Clearly Stephanie Meyers has tapped into something here. Which brings me back around to the part where the commercial got me thinking, what the hell is it about these vampire and werewolf characters that has girls will to descend on unsuspecting Burger King patrons to sway them in the favor of their choosen good looking monster character?
Now, I have only read the first one, which predates Jacobs entrance onto the scene so I really can not speak to that, and I don't actually own the thing so I'm going to do this analysis completely from memory. This excuse I find sufficiently large as to encompass any faults which may be found with my subsequent argument.
Let us start by stripping Edward of his good looks. Honestly, I would think the movie version would be enough to drive women fleeing from vampires like their was set aflame as the whole emaciated hollow cheeked combined with a paleness that is downright painful to look upon image of the on screen Edward comes off to me as sickly. If I saw a guy looking like that on the street I'd think they were doing some seriously hardcore drugs and were maybe three steps away from hospitalization.
But again, let us set all that aside as I think it accounts for relatively little of Edwards appeal. This is not to say that his looks are irrelevant, it helps to be easy on the eyes even if I can't see what they see, but rather that it is not Edward's looks that inspire his fans loyalty but something about him.
When Bella looks on Edwards her thoughts explode into hot shards of chaste puppy love. It is this that women love about Edward, not his appearance per se. His fans make this mistake of conflating his appearance with the effect of looking upon him has on them. They long for the man who will treat them as the focal point of the world, the sole point upon which the universe turns.

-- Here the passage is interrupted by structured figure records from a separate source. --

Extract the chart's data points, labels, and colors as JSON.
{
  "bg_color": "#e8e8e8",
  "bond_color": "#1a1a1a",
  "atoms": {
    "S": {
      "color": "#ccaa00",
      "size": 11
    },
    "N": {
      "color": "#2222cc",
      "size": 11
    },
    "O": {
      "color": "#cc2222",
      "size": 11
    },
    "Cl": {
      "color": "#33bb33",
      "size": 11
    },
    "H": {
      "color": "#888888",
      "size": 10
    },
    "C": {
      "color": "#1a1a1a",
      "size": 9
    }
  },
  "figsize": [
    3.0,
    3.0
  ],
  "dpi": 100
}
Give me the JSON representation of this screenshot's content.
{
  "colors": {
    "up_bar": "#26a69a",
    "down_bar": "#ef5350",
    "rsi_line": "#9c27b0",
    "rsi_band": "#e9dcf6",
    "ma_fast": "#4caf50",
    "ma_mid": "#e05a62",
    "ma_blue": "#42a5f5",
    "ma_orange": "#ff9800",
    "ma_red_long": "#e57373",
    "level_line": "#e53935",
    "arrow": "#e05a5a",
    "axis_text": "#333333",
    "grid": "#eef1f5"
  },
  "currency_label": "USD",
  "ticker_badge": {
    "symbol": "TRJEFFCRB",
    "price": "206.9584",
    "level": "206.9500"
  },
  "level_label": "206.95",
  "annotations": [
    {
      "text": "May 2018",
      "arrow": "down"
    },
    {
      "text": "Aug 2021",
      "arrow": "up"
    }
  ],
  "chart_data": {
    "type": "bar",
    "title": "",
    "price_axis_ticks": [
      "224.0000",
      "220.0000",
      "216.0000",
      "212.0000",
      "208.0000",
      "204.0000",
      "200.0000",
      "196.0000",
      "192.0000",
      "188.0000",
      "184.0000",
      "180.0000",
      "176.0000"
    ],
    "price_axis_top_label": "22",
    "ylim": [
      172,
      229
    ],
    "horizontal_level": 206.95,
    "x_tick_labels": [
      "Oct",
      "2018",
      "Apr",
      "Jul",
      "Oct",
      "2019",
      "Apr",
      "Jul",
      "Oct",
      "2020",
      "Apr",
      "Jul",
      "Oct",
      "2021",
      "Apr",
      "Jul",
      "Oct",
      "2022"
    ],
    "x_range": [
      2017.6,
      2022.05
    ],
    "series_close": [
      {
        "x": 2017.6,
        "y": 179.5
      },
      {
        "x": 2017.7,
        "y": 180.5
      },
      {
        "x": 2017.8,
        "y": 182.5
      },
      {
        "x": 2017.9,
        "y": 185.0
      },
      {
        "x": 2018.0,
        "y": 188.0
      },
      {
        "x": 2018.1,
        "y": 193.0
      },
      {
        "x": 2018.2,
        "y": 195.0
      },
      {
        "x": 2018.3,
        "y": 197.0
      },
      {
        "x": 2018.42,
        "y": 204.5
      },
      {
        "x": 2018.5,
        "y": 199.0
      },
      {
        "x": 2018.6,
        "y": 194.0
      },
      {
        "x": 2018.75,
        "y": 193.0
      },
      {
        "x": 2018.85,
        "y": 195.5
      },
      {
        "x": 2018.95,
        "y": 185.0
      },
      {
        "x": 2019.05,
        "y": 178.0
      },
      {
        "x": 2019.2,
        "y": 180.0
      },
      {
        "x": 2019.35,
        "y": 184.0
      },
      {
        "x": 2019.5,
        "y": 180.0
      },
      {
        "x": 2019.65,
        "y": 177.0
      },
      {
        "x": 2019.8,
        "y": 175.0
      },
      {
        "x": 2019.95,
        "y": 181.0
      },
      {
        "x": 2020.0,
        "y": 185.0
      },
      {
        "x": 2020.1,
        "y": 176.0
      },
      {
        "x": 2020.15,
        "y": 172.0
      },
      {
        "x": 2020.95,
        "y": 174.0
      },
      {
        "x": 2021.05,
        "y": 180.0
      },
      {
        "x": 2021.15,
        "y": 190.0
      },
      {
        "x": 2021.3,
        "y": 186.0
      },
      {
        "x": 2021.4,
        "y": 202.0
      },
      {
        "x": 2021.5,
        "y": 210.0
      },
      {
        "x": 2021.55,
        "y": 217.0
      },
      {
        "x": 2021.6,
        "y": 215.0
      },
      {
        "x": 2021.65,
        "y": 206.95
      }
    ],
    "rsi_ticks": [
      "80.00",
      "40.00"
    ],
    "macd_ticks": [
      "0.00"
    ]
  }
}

Not only that but Meyer's constructs Edward in such a way as to assure her audience that Edward cannot manifest his devotion to Bella in the traditional physical forms most of us are familiar with. This move has two desire intensifying principles to it.

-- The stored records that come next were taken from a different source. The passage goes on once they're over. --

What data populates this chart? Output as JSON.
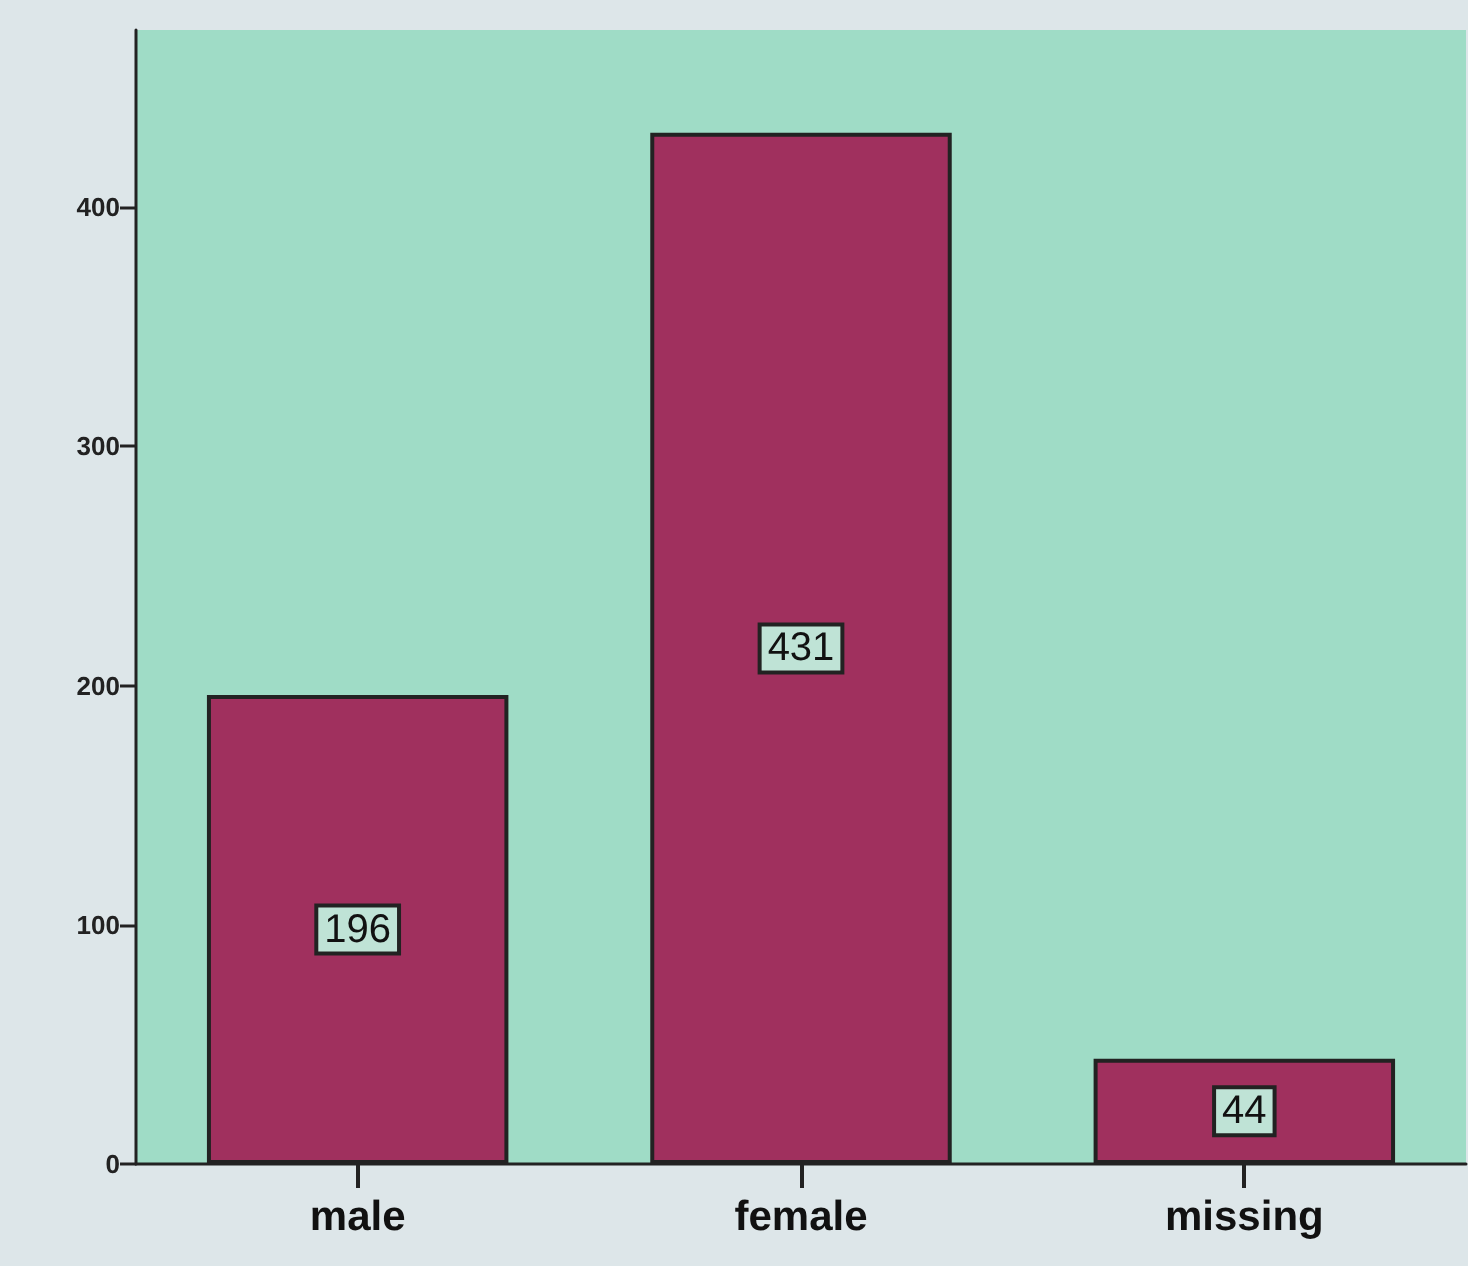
{
  "chart_data": {
    "type": "bar",
    "categories": [
      "male",
      "female",
      "missing"
    ],
    "values": [
      196,
      431,
      44
    ],
    "color": "#a0305e",
    "ylim": [
      0,
      474
    ],
    "yticks": [
      0,
      100,
      200,
      300,
      400
    ],
    "grid": false,
    "data_labels": true
  }
}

The first of these is that it assures the audience that Edward is not simply captivated by Bella's appearance. Bella is the center of Edward's universe regardless of her looks. She could get acid thrown in her face and it wouldn't matter a bit to Edward. Bella feels truly seen by Edward for what she is, and what she wishes to be, for every facet of her personality. Honestly, who wouldn't be swayed by that kind of attention?
Secondly the chastity of Edward coupled with his metaphorical need and desire to suck the blood out of Bella's veins sets up that sweet tension of lovers parted. Romeo and Juliet wouldn't really be a story were it not for the fact that they were kept separated. The lust to be together present, Meyer's erects seemingly un-scalable walls to keep them apart. After that all Meyer's has to do is sit back and watch the tension and frustration build. Like sealing a lid to the top of a pot of water and then putting it on the stove and cranking up the heat, eventually there is an explosion. In essence it all boils down to we want what we can't have. Edward repeatedly telling Bella how much they can't be together only serves to make Bella want him all the more.

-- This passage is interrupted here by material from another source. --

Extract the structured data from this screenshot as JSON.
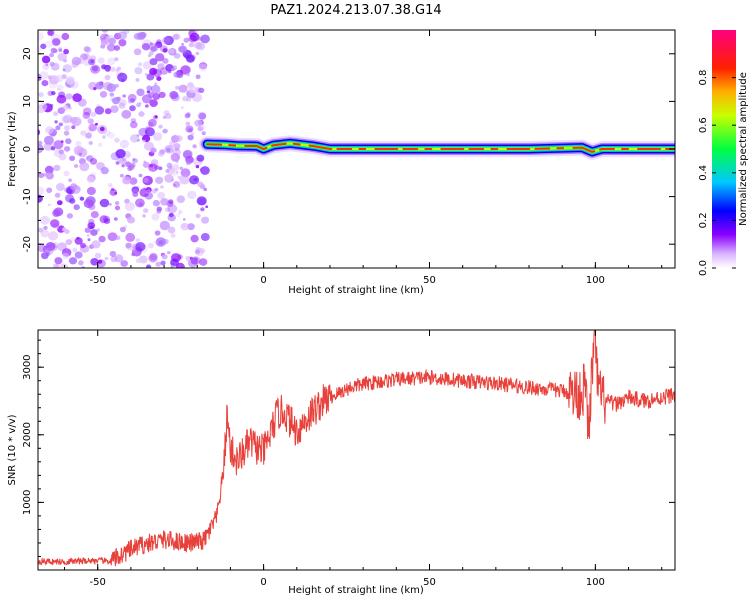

Of course Bella is described by Meyer's so vaguely that she could be anyone and is, in the minds of her readers. Where Meyer's has written Bella, Meyer's readers insert their own name, confused by how the story could be written any other way.
And now the world cup game is about to start so I am going to have to bring this musing to a close for now. Who knows, maybe someday I'll read the other books and be able to contrast Jacob and Edward and their relative merits. Though I wouldn't count on it.